Now, where was the error introduced? It was not during the manual step. I was far to cautious for this. However, afterwards, I relied on the automatic steps, and as all spit out numbers that looked quite okay, I did not double-check them. Do not ever, ever trust numbers without checking where they come from! It turned out that during the merging step of my different data sources, one column from table A was not present in table B. I had around 30 columns in total, with around 600-1000 lines in each file per month. Of course, I didn’t check the whole table. I just checked whether the numbers in the end looked viable, which they did, and missed the fact that half of the revenue data actually was revenue data with a specific filter applied as it took the data from the wrong column after merging. I didn’t need that specific filter, but it was in my export – because real-life data is never, ever completely clean and adjusted to your purpose. It reduced the numbers by some percentage, resulting in a loss of around 2% of my total revenue. Additionally, it was quite embarrassing to have made that mistake. I could easily have seen this, if I would have been more thorough with my data. I was lucky that my former manager double-checked the numbers and found the mistake. We could correct the numbers in time, and no consequences had to be taken. Well, not none. In that moment, I swore to myself to be better with data. And that was it. That was the point when I knew I wanted to learn about data analysis.

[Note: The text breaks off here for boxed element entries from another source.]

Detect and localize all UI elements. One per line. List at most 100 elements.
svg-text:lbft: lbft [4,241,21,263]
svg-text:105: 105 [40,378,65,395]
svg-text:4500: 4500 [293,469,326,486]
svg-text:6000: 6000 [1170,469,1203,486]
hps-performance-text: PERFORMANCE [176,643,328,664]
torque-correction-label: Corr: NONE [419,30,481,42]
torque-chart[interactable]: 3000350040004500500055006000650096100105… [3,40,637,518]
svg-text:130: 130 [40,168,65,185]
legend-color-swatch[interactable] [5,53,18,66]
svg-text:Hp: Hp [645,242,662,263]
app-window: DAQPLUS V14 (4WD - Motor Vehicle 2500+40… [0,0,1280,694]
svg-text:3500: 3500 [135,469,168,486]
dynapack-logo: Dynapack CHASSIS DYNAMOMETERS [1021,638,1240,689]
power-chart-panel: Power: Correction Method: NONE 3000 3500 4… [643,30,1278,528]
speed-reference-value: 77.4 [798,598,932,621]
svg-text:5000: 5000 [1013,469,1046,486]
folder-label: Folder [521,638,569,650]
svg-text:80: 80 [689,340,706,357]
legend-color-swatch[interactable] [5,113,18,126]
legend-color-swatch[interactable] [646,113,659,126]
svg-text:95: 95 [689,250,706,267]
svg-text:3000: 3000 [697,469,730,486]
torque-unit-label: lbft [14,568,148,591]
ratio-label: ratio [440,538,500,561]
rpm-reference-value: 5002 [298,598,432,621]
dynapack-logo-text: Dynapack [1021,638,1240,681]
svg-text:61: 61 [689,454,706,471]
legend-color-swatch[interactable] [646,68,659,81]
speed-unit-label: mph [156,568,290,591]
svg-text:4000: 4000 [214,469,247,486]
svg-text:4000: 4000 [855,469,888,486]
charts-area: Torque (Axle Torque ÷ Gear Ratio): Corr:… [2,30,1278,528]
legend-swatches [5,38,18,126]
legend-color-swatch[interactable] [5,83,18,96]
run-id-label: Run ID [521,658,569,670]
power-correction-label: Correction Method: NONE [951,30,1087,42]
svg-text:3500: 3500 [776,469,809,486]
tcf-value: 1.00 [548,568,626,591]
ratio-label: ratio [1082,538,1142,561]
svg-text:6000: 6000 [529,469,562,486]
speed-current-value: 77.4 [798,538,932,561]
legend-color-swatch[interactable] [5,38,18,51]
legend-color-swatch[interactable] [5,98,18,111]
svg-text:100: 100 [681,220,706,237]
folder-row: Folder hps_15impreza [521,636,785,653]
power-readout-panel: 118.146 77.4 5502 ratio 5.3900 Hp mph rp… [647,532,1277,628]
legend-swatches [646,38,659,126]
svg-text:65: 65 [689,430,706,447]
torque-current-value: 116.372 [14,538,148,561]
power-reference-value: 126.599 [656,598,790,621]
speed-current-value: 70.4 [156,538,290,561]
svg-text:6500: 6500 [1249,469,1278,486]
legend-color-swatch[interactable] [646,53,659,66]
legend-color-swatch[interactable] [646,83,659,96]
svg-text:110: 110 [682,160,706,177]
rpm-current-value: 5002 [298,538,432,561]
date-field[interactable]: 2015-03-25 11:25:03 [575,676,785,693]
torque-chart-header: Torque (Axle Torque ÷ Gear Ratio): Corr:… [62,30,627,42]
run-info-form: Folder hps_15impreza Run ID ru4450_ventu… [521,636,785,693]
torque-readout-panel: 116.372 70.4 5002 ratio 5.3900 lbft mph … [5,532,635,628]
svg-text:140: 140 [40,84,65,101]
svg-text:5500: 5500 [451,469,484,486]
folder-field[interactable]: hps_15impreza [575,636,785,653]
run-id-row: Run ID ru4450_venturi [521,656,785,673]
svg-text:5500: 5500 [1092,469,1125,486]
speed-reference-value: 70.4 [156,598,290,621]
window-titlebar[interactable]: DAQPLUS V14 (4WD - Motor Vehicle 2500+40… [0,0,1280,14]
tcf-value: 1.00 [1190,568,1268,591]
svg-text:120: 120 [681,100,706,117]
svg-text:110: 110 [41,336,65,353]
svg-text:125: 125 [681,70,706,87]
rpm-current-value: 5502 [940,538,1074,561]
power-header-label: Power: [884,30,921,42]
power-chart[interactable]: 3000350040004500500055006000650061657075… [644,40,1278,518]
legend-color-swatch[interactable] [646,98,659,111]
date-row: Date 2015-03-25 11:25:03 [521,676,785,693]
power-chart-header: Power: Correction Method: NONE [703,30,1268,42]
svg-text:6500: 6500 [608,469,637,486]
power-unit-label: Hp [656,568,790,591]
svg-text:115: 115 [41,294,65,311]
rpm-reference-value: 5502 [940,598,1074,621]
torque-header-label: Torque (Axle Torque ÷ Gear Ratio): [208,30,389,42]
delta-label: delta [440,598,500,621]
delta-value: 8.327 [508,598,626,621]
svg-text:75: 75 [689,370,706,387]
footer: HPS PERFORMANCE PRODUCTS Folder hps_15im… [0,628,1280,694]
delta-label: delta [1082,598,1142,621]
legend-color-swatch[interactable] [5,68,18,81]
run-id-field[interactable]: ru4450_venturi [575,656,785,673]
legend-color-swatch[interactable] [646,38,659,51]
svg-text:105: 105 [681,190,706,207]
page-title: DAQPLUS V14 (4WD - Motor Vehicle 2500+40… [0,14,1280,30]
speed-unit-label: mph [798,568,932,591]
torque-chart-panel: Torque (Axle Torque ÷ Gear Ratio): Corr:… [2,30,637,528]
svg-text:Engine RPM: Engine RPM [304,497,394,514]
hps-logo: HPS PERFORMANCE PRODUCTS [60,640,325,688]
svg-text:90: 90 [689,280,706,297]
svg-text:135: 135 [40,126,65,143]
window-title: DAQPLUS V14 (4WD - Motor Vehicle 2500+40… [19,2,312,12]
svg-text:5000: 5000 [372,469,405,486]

Can you really trust numbers?
There is another reason of why I decided to learn about data science. Around the same time when I made that mistake with the data, I regularly attended strategic meetings as an expert. My job was to provide knowledge to the management team, so that they could take informed decisions. I failed regularly. I had the data they needed (at least I had some of the data they needed), and I provided it to them. However, they did not listen to what I was saying. I created bar charts and pie charts and line plots to help them understand what the data meant, and something interesting happened. They looked at the charts, but focused on details that were not important. In some cases, they interpreted the data in an unforeseen way, resulting in decisions that from my perspective did not reflect what the data really meant. I tried to argue against this, but it was pointless: In the moment I introduced the charts, the management team trusted them more than me. Arguing against the decisions they took based on the charts was like arguing against my own data – it made me look inconsistent in my own analyses and less trustworthy. This was a time when I struggled heavily with my role, and with the benefits I could bring to these meetings.

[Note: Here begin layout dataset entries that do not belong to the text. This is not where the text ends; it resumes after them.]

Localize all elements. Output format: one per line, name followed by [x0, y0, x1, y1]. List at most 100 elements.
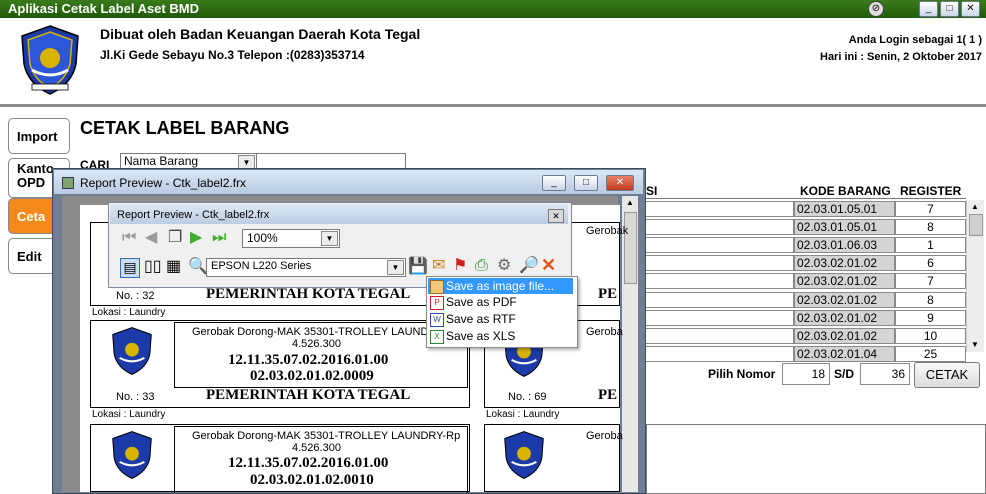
label-code-2: 02.03.02.01.02.0010: [250, 472, 374, 488]
menu-item-save-xls[interactable]: X Save as XLS: [428, 328, 573, 344]
search-field-value: Nama Barang: [124, 154, 199, 168]
table-cell-register[interactable]: 10: [895, 327, 966, 344]
close-icon[interactable]: ✕: [541, 256, 556, 274]
menu-item-label: Save as PDF: [446, 295, 517, 309]
table-cell-blank[interactable]: [644, 273, 794, 290]
minimize-button[interactable]: _: [919, 1, 938, 17]
org-address: Jl.Ki Gede Sebayu No.3 Telepon :(0283)35…: [100, 48, 365, 62]
label-lokasi: Lokasi : Laundry: [486, 409, 560, 420]
print-icon[interactable]: ⎙: [475, 258, 488, 274]
table-cell-blank[interactable]: [644, 237, 794, 254]
export-icon[interactable]: ⚑: [453, 258, 467, 274]
label-name-partial: Gerobak: [586, 225, 629, 237]
table-cell-kode[interactable]: 02.03.02.01.02: [794, 273, 895, 290]
preview-scrollbar[interactable]: ▲: [622, 196, 638, 492]
two-page-view-icon[interactable]: ▯▯: [144, 259, 162, 275]
printer-select[interactable]: EPSON L220 Series ▼: [206, 258, 406, 277]
table-cell-kode[interactable]: 02.03.01.06.03: [794, 237, 895, 254]
table-cell-blank[interactable]: [644, 291, 794, 308]
rtf-icon: W: [430, 313, 444, 327]
find-icon[interactable]: 🔎: [519, 258, 539, 274]
scroll-up-icon[interactable]: ▲: [967, 200, 983, 214]
zoom-select[interactable]: 100% ▼: [242, 229, 340, 248]
preview-maximize-button[interactable]: □: [574, 175, 598, 191]
table-cell-register[interactable]: 7: [895, 201, 966, 217]
email-icon[interactable]: ✉: [432, 258, 445, 274]
kota-tegal-logo: [112, 431, 152, 479]
printer-value: EPSON L220 Series: [211, 260, 312, 272]
table-cell-kode[interactable]: 02.03.02.01.02: [794, 255, 895, 272]
label-code-2: 02.03.02.01.02.0009: [250, 368, 374, 384]
chevron-down-icon: ▼: [387, 260, 404, 275]
cetak-button[interactable]: CETAK: [914, 362, 980, 388]
table-scrollbar[interactable]: ▲ ▼: [966, 200, 984, 352]
menu-item-label: Save as image file...: [446, 279, 555, 293]
settings-icon[interactable]: ⚙: [497, 258, 511, 274]
label-lokasi: Lokasi : Laundry: [92, 409, 166, 420]
report-preview-icon: [62, 177, 74, 189]
sd-label: S/D: [834, 367, 855, 381]
nomor-from-input[interactable]: 18: [782, 363, 830, 385]
table-cell-blank[interactable]: [644, 255, 794, 272]
save-icon[interactable]: 💾: [408, 259, 428, 275]
table-cell-register[interactable]: 6: [895, 255, 966, 272]
kota-tegal-logo: [112, 327, 152, 375]
kota-tegal-logo: [21, 25, 79, 95]
image-file-icon: [430, 280, 444, 294]
prev-page-icon[interactable]: ◀: [145, 230, 157, 246]
menu-item-label: Save as XLS: [446, 329, 516, 343]
next-page-icon[interactable]: ▶: [190, 230, 202, 246]
last-page-icon[interactable]: ⏭: [212, 230, 226, 246]
table-cell-blank[interactable]: [644, 309, 794, 326]
label-item-name: Gerobak Dorong-MAK 35301-TROLLEY LAUNDRY…: [192, 326, 461, 338]
table-cell-register[interactable]: 1: [895, 237, 966, 254]
zoom-icon[interactable]: 🔍: [188, 259, 208, 275]
table-cell-blank[interactable]: [644, 327, 794, 344]
table-cell-kode[interactable]: 02.03.01.05.01: [794, 219, 895, 236]
label-org: PEMERINTAH KOTA TEGAL: [206, 387, 411, 403]
table-cell-blank[interactable]: [644, 345, 794, 362]
table-header-line: [644, 198, 966, 199]
multi-page-view-icon[interactable]: ▦: [166, 259, 181, 275]
table-cell-kode[interactable]: 02.03.02.01.02: [794, 291, 895, 308]
help-icon[interactable]: ⊘: [868, 1, 884, 17]
menu-item-save-pdf[interactable]: P Save as PDF: [428, 294, 573, 310]
table-cell-register[interactable]: 7: [895, 273, 966, 290]
org-name: Dibuat oleh Badan Keuangan Daerah Kota T…: [100, 26, 421, 42]
label-number: No. : 69: [508, 391, 547, 403]
preview-minimize-button[interactable]: _: [542, 175, 566, 191]
table-cell-kode[interactable]: 02.03.02.01.02: [794, 309, 895, 326]
table-cell-kode[interactable]: 02.03.02.01.04: [794, 345, 895, 362]
label-code-1: 12.11.35.07.02.2016.01.00: [228, 455, 389, 471]
table-header-register: REGISTER: [900, 184, 962, 198]
date-info: Hari ini : Senin, 2 Oktober 2017: [820, 51, 982, 63]
label-price: 4.526.300: [292, 442, 341, 454]
table-cell-blank[interactable]: [644, 201, 794, 217]
menu-item-save-rtf[interactable]: W Save as RTF: [428, 311, 573, 327]
label-item-name: Gerobak Dorong-MAK 35301-TROLLEY LAUNDRY…: [192, 430, 461, 442]
table-cell-kode[interactable]: 02.03.02.01.02: [794, 327, 895, 344]
scroll-down-icon[interactable]: ▼: [967, 338, 983, 352]
kota-tegal-logo: [504, 431, 544, 479]
table-cell-blank[interactable]: [644, 219, 794, 236]
close-window-button[interactable]: ✕: [961, 1, 980, 17]
table-cell-kode[interactable]: 02.03.01.05.01: [794, 201, 895, 217]
single-page-view-icon[interactable]: ▤: [120, 258, 140, 278]
label-number: No. : 33: [116, 391, 155, 403]
bottom-panel: [646, 424, 986, 494]
table-cell-register[interactable]: 9: [895, 309, 966, 326]
preview-close-button[interactable]: ✕: [606, 175, 634, 191]
scroll-thumb[interactable]: [624, 212, 637, 284]
menu-item-save-image[interactable]: Save as image file...: [428, 278, 573, 294]
nomor-to-input[interactable]: 36: [860, 363, 910, 385]
table-cell-register[interactable]: 8: [895, 219, 966, 236]
toolbar-close-button[interactable]: ✕: [548, 209, 564, 223]
maximize-button[interactable]: □: [940, 1, 959, 17]
scroll-up-icon[interactable]: ▲: [622, 196, 638, 210]
copy-pages-icon[interactable]: ❐: [168, 230, 182, 246]
scroll-thumb[interactable]: [969, 214, 983, 236]
table-cell-register[interactable]: 25: [895, 345, 966, 362]
table-cell-register[interactable]: 8: [895, 291, 966, 308]
nav-import-button[interactable]: Import: [8, 118, 70, 154]
first-page-icon[interactable]: ⏮: [122, 230, 136, 246]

The same situation repeated later, when I was part of the strategic council myself. Whenever we talked about data, I noticed a certain behavior of my colleagues. They blindly trusted the charts they saw and the numbers that were presented. In the moment where a number is part of a nice chart or power point presentation, it becomes immutable. If numbers were suspicious, the question would not be whether the data source was reliable. The question would be how to react to this number. Together with my previous experience in the strategic decision council, I realized the true power of numbers – and thus the crucial need to make sure that numbers are not only correct, but also presented in a way that can be understood by everybody. I also realized that I didn’t want to take strategic decisions without understanding data. And in this situation, my desire to learn about data science, a term that I googled that evening and that I had never heard before, was born.